Former Sunday Times photographer Tom Murray captured the group in July 1968.
The shots, known to fans as the mad day out' session, were displayed at the Chalfont Art and Framing Gallery, Little Chalfont where Mr Murray met fans.
One has been donated to Chesham-based children's charity Shed@ThePark, part of the Chicken Shed theatre company.
Forty years on from the famous shoot Mr Murray chatted to fans about his extraordinary day with the famous pop group on the planet.
He told Bucks Free Press he did not know who he was to photograph - only it was a "rock group".
He said: "I spent the day with the four most famous boys in the world and I couldn't believe I was photographing them.

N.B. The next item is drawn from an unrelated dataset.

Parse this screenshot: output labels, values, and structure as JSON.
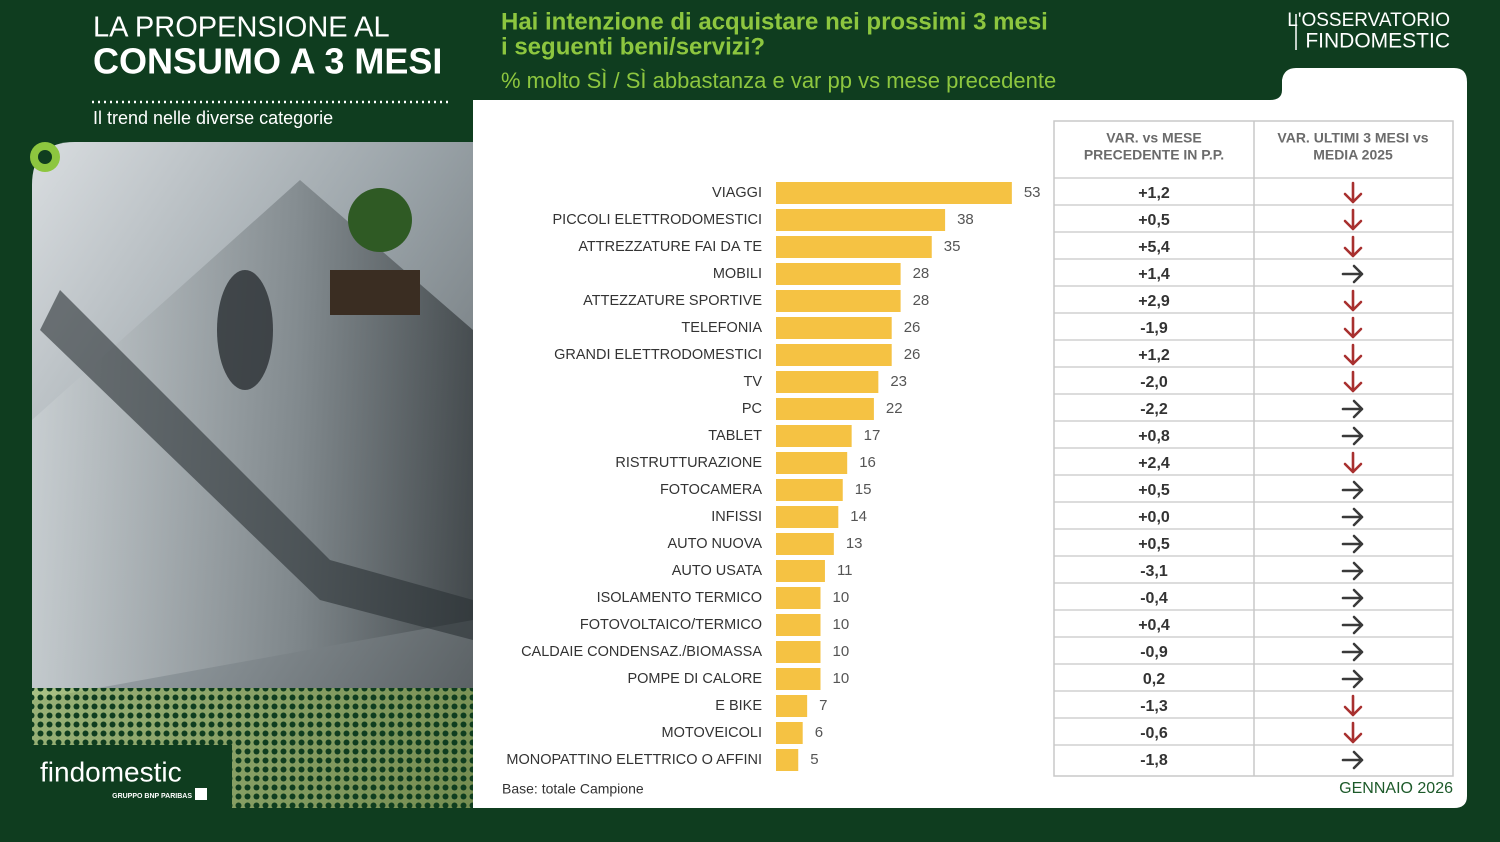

They are wonderful pictures.
"They were great fun and we got on well because we were about the same age."
The group had not toured for two years by the time the picture was taken and no longer had the mop top image which made them famous.
Yet he said the group was still noticed by fans - including a mob of girls outside Paul McCartney's house, where one of his 23 pictures were taken.
Mr Murray - the youngest ever photographer to be commissioned to photo the Royals - said: "To sum up what the photos are about, I think really it's that corny old thing that it captured the moment, London in the swinging 60s."
Among his other portraits are stars such as Richard Burton, Elizabeth Taylor, Dustin Hoffman and designers Ralph Lauren and Giorgio Armani.
Ian Morris, who owns the gallery in White Lion Road, said: "It's unusual and a great honour to have the artist himself present and certainly to have something as celebrated as the Beatles is very rare."
Shed@ThePark will auction the picture, thought to be worth at least £5,000.
Lyndsey Gonzalez-Romero artistic director said: "It's such a great opportunity for us because the Beatles are such iconic figures and as a charity, this funding and support is obviously so valuable to us."